The sage Oseba told his audience that “Many nations among the Outeroos regarded the ‘Japs’ as an ‘inferior race,’ but if the achievements of man is the measure of the soul and the intellect, the Japs have no superiors on little Oliffa, for her recent progress pales the lustre of the world’s authentic history; but,
‘If the zenith of strife, sheds a mystical lore,
And coming events cast their shadows before,’”
said the sage, as he tortured the immortal Thomas, the brilliancy of Japanese story may soon wane, and as, owing to lack of room, her only path to glory is through unfashionable war, the prospects are not rosy. Though that nation may, for a long time, remain flamboyant, the people may soon writhe in a lower misery than ‘pagan Japan’ ever knew.
However, should the little brown man clip the claws from the Russian bear, and send him back, lame and growling, to his northern lair, and then arouse China, and, by the skill of his wonderful capacity, organize it, Eastern Asia may remember a few thousands of the “insults” heaped upon her people during the last half-century, and conclude to test the question of “superiority” by other than industrial methods.
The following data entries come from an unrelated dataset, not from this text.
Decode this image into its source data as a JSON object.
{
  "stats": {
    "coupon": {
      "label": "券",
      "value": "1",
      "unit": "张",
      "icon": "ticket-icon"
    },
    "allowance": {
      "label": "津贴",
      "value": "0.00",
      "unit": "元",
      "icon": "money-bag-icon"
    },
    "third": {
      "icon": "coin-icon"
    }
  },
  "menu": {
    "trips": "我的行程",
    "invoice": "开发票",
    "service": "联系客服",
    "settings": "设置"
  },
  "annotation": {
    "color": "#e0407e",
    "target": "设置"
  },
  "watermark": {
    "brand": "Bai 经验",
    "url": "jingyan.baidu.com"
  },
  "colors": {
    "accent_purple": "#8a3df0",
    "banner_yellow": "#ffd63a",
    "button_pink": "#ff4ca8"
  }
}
Of the known Monarchies of Asia, he said, the people were ignorant and impoverished, the officials were insolent and corrupt, the rulers were vicious and despotic, and the governments rotten beyond cure.
As to India, the sage Oseba spoke with sympathy. “Britain,” he said, “is the only country capable of governing an ‘inferior’ race. She has done much to rescue the country from periodic, if not from almost constant war, and famine, and despair; but the ‘people,’ the offspring of thousands of years of misrule and oppression, have reached a condition of crystallized non-progressiveness, and they must finally die out, as they cannot adjust themselves to modern conditions. Its past is sad, its future is hopeless. It will long be a country in which a few cunning bees may load themselves with golden honey, that their far away hives may be filled; but slowly and sadly that strange brown people must pass away. They have reached their ultimate. In them the oak and the steel, necessary for the contests of the future, are wanting.”
EUROPE, SOMEWHAT “DISCOVERED.”
The globe was so adjusted as to give a perfect view of the Continent of Europe, and, in interesting speech, were the countries and their peoples described.
Referring to the influence of environment, the orator explained how the comparative smallness of this continent, the fertility of the soil, the variety of plant and animal life, the mountains, and plains, and indented shore lines, with enormous stretch of water-front, together with its extensive river systems and healthful, but erratic climatic conditions, marked this as the garden and nursery for the most active, sturdy, intelligent, and emotional of all peoples on the globe.
Continental Europe covers an area of 3,500,000 square miles, and supports, in various degrees of opulence and wretchedness, some 380,000,000 people—chiefly men, women, and clergymen—with 20,000,000 men in “uniform,” who seem well seized with their own importance. These latter are very influential personages, as they are equipped with very persuasive arguments.